La noche que Rufino fue capaz de juntar todas las letras que necesitaba para escribir que los molineros solitarios no se enamoraban, sino que sufrían cataclismos; esa noche, le dijo a Samira que le iba a enseñar a hacer gañotes fritos y le pidió que al día siguiente se pasara por el Hipercor de la avenida Meridiana para comprar canela de Ceuta y aceite del sur. Pero ella nunca llegó al Raval, Rufino estuvo esperándola sentado en una silla de anea durante cuatro meses y medio, friendo gañotes en el aceite de las latas de sardinas, haciendo tantos votos de ayuno que se le plegaron las carnes como un acordeón menguante, y robando ventiladores para ver si revolviendo las letras se podía cambiar el pasado. Samira Salín no volvió a la casa de Rufino Galindo porque unos asquerosos del norte quisieron hacer señales de humo con leña seca del sur, y por si se encontraban algunos troncos empapados de llorar por su tierra, ese mediodía, en el Hipercor, echaron tanto pegamento y tanto queroseno que, cuando Samira supo que no saldría de allí y que se iba a retrasar de tal forma que solo iba a volver al Raval y al obrador metida en los pliegues de los sueños, hizo que el estallido de los escaparates llenara de cristales la avenida Meridiana, las venas del Rufino y los dulces fritos que cortaban los labios del sur.
Amalia nos explicó que nos fuimos acercando al fin de siglo como las culebras, arrastrándonos para pasar por las estrecheces de las mentiras, mudando muchas veces el pellejo y dejando atrás lo que antes fue nuestro. Por eso, nos dijo, para que la polvareda que levantan los que se mudan de ideales no nos sepulte el pasado, hay que prestarles la boca a los que nunca pudieron pedir nada, a los que solo quisieron vivir y morirse como se mueren las bombillas, de sopetón y dando luz hasta el último momento.
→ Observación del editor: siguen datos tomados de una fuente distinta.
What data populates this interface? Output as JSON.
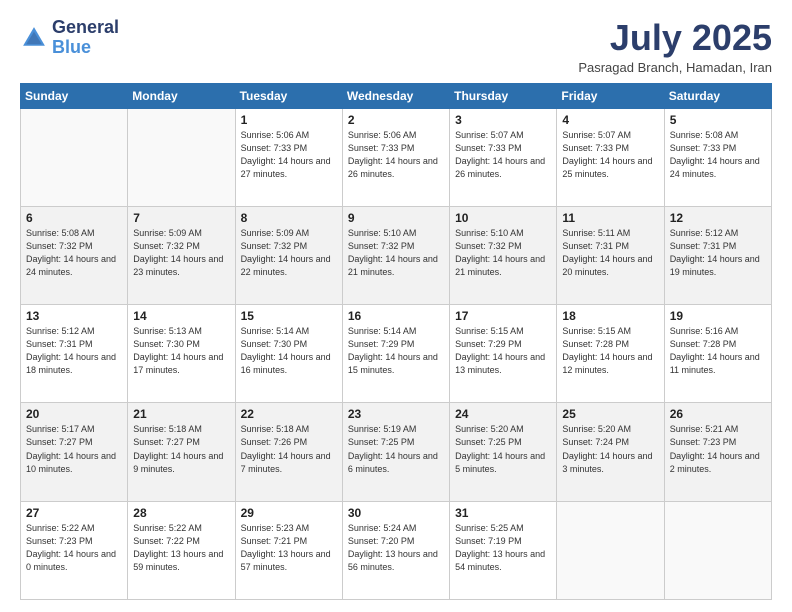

Nos dijo que trajeron a Rufino en una caja de plomo y cemento, pero no solo para que no se le escapara la peste a queroseno y amoníaco, sino para que nadie supiera que se había consumido como las candelas de paja terrosa, sin luz, sin llama y sin que se sepa cuándo se apagan del todo. Pero que ella por su cuenta y sin encomendarse a norma alguna, mandó que lo enterraran en una esquina del cementerio, con una caja hecha de hojas de libros viejos y con muy poca tierra para que le resultara fácil apestarnos cuando se escapara escondido entre los remolinos de los recuerdos. Y que por eso, en los días que el aceite de las tinajas volvía a apestar a queroseno y a desigualdades, se arrancaba la faja y las normas, nos convocaba delante del obrador, nos daba bizcochos pedregosos para que aprendiéramos a rumiar el pasado, y cuando nos empezaba a amargar el paladar, nos contaba la historia silenciada de Rufino Galindo para que los niños del sur creciéramos revolviendo los posos de la historia y removiendo el fondo de las tinajas para que los de arriba no se queden con todo el aceite limpio.